The goal of this workflow is find the Keras model that best predicts customer attrition (“churn”) on a subset of the IBM Watson Telco Customer Churn dataset. (See this RStudio Blog post by Matt Dancho for a thorough walkthrough of the use case.) Here fit multiple Keras models to the dataset with different tuning parameters, pick the one with the highest classification test accuracy, and produce a trained model for the best set of tuning parameters we find.

The `targets` pipeline

The targets R package manages the workflow. It automatically skips steps of the pipeline when the results are already up to date, which is critical for machine learning tasks that take a long time to run. It also helps users understand and communicate this work with tools like the interactive dependency graph below.

library(targets)
tar_visnetwork()

How to access

You can try out this example project as long as you have a browser and an internet connection. Click here to navigate your browser to an RStudio Cloud instance. Alternatively, you can clone or download this code repository and install the R packages listed here.

How to run

In the R console, call the tar_make() function to run the pipeline. Then, call tar_read(hist) to retrieve the histogram.

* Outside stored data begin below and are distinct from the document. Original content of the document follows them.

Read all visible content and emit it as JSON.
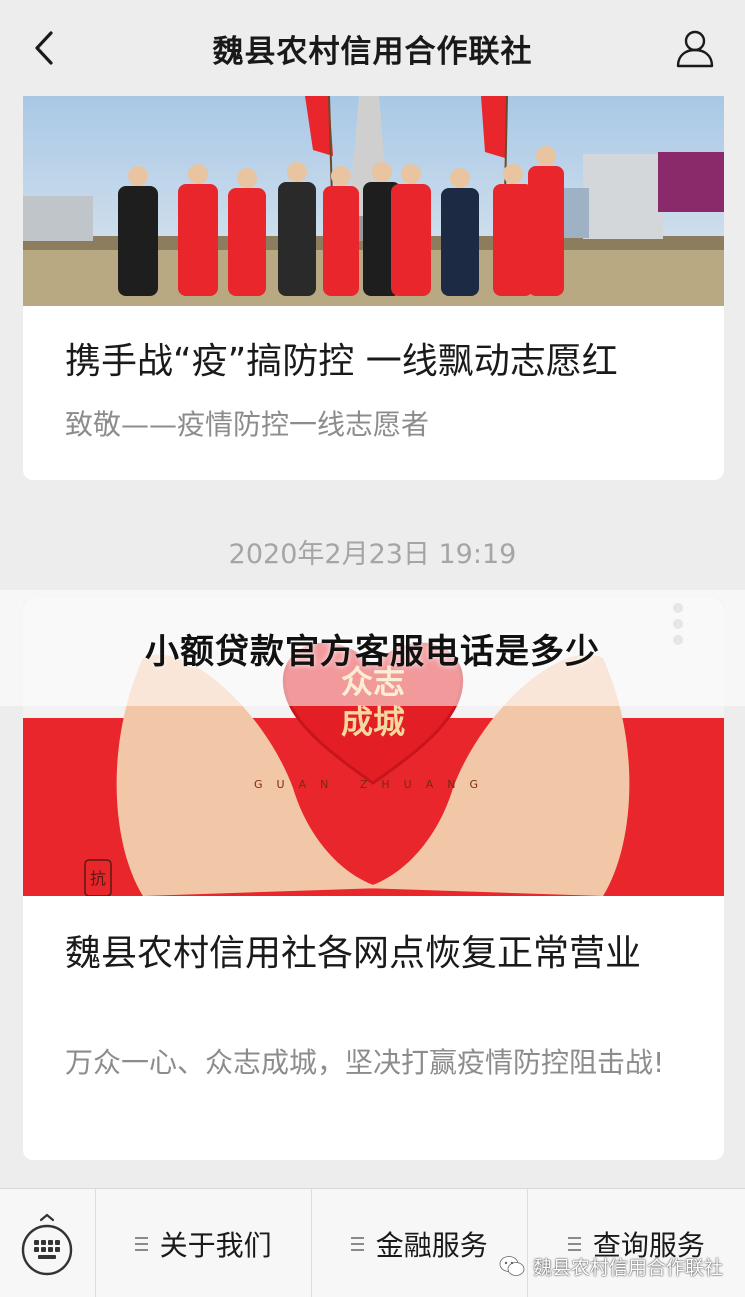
{
  "navbar": {
    "title": "魏县农村信用合作联社",
    "back_icon": "chevron-left-icon",
    "user_icon": "user-icon"
  },
  "articles": [
    {
      "title": "携手战“疫”搞防控  一线飘动志愿红",
      "description": "致敬——疫情防控一线志愿者"
    },
    {
      "title": "魏县农村信用社各网点恢复正常营业",
      "description": "万众一心、众志成城，坚决打赢疫情防控阻击战!",
      "image_text": {
        "line1": "众志",
        "line2": "成城",
        "caption": "GUAN ZHUANG",
        "side": "抗"
      }
    }
  ],
  "timestamp": "2020年2月23日 19:19",
  "overlay": {
    "text": "小额贷款官方客服电话是多少"
  },
  "bottom_menu": {
    "keyboard_icon": "keyboard-icon",
    "items": [
      {
        "label": "关于我们"
      },
      {
        "label": "金融服务"
      },
      {
        "label": "查询服务"
      }
    ]
  },
  "watermark": {
    "text": "魏县农村信用合作联社"
  },
  "colors": {
    "background": "#ededed",
    "card": "#ffffff",
    "desc_text": "#8c8c8c",
    "accent_red": "#e8262b"
  }
}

Experiment with other functions such as tar_visnetwork() to learn how they work.

File structure

The files in this example are organized as follows.

├── run.sh
├── run.R
├── _targets.R
├── sge.tmpl
├── R/
├──── functions.R
├── data/
├──── customer_churn.csv
└── report.Rmd

File	Purpose
`run.sh`	Shell script to run `run.R` in a persistent background process. Works on Unix-like systems. Helpful for long computations on servers.
`run.R`	R script to run `tar_make()` or `tar_make_clustermq()` (uncomment the function of your choice.)
`_targets.R`	The special R script that declares the `targets` pipeline. See `tar_script()` for details.
`sge.tmpl`	A `clustermq` template file to deploy targets in parallel to a Sun Grid Engine cluster.
`R/functions.R`	An R script with user-defined functions. Unlike `_targets.R`, there is nothing special about the name or location of this script. In fact, for larger projects, it is good practice to partition functions into multiple files.
`data/customer_churn.csv`	A subset of the IBM Watson Telco Customer Churn dataset
`report.Rmd`	An R Markdown report summarizing the results of the analysis. For more information on how to include R Markdown reports as reproducible components of the pipeline, see the `tar_render()` function from the `tarchetypes` package and the literate programming chapter of the manual.

High-performance computing

You can run this project locally on your laptop or remotely on a cluster. You have several choices, and they each require modifications to run.R and _targets.R.

Mode	When to use	Instructions for `run.R`	Instructions for `_targets.R`
Sequential	Low-spec local machine or Windows.	Uncomment `tar_make()`	No action required.
Local multicore	Local machine with a Unix-like OS.	Uncomment `tar_make_clustermq()`	Uncomment `options(clustermq.scheduler = "multicore")`
Sun Grid Engine	Sun Grid Engine cluster.	Uncomment `tar_make_clustermq()`	Uncomment `options(clustermq.scheduler = "sge", clustermq.template = "sge.tmpl")`